Aug. 25, 2013 -- Amanda Knox will not return to Italy to attend a new appeals trial over the 2007 killing of her British roommate, one of her attorneys said.
Knox's attorney Luciano Ghirga was quoted in the Florence paper La Nazione saying he met with the former Seattle college student and fellow defense team members in the United States recently, and Knox stated she wouldn't return to Italy for the new trial, The Associated Press reported.
The trial is set to begin in Florence on Sept. 30.
The 25-year-old spent four years in prison after being convicted of Meredith Kercher's murder in Perugia, Italy, where they were roommates while studying abroad.
READ MORE: Amanda Knox Court Cites Abandoned Theory of Sex Game Gone Wrong
An Italian appeals court threw out Knox's murder conviction in 2011. In March, however, the Italian Supreme Court rejected the Appeals Court ruling and ordered a new trial for Knox and her ex-boyfriend Raffaele Sollecito, 29.
The Supreme Court filed its "motivation," a written document that spells out the court's reasoning on June 18.
The court's 74-page document indicates that the Supreme Court judges supported the prosecutors' original theory that Kercher possibly died during a forced "erotic game" that got violent, according to the Italian news agency AGI.

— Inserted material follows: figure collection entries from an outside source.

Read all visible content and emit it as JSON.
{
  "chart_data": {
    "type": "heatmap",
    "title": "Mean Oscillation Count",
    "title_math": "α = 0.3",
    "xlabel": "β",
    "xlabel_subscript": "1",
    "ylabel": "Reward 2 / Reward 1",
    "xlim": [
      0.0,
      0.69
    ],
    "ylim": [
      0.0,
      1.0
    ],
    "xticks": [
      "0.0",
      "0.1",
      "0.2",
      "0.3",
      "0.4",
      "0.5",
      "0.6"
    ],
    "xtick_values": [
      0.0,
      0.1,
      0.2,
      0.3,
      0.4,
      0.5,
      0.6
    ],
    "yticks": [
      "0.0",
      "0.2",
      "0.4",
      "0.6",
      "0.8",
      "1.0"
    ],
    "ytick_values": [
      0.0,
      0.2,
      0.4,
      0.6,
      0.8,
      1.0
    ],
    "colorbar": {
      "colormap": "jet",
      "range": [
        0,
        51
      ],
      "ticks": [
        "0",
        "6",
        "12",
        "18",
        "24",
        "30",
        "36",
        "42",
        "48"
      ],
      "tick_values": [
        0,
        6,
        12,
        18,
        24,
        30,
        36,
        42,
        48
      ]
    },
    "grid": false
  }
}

The Supreme Court judges are not judging the merit or worth of the testimony or evidence, but rather the process that the Appeals Court used to reach its verdict.
The judges said the appeal had to be annulled "due to the multiple shortcomings, contradictory events and manifest lack of logical reasoning."
The sex game gone wrong theory was initially suggested by the prosecutors, but the motive later evolved during the trial into simmering enmity between the women because Knox allegedly brought boys home late at night and was sloppy, and Kercher allegedly accused her of stealing money. The prosecution ended the first trial by telling the jury sometimes people commit violence without a motive.
The judges' document mentioned looking at a "wide range of possible hypothetical options," including "the change in a program which at first only included the involvement of the English young woman in a sex game which she didn't share, to exclusively forcing her into a group kinky erotic game, which exploded, getting out of control."
READ: Murder Mystery: Amanda Knox Speaks
Knox's lawyer Carlo Dalla Vedova said he disagreed with the court's ruling when it was announced.
"We respect the Supreme Court's decision, but we do not agree with it," Vedova told ABC News. "All the facts were analyzed already. So now we simply re-start and re-do the case. We are ready to start again in Florence, and we are looking forward to defending Amanda. She is completely innocent."
In April, Knox told ABC News' Diane Sawyer that the Supreme Court's decision to order a third trial was "incredibly painful."
"I felt like after crawling through a field of barbed wire and finally reaching what I thought was the end, it just turned out that it was the horizon," Knox said. "And I had another field of barbed wire that I had ahead of me to crawl through."
Knox does not have to return to Italy for the trial, and extradition is not currently on the table.
If she is convicted again, that ruling would most likely be appealed up to the Italian Supreme Court.
Only if the Supreme Court upholds the guilty verdict could extradition even begin.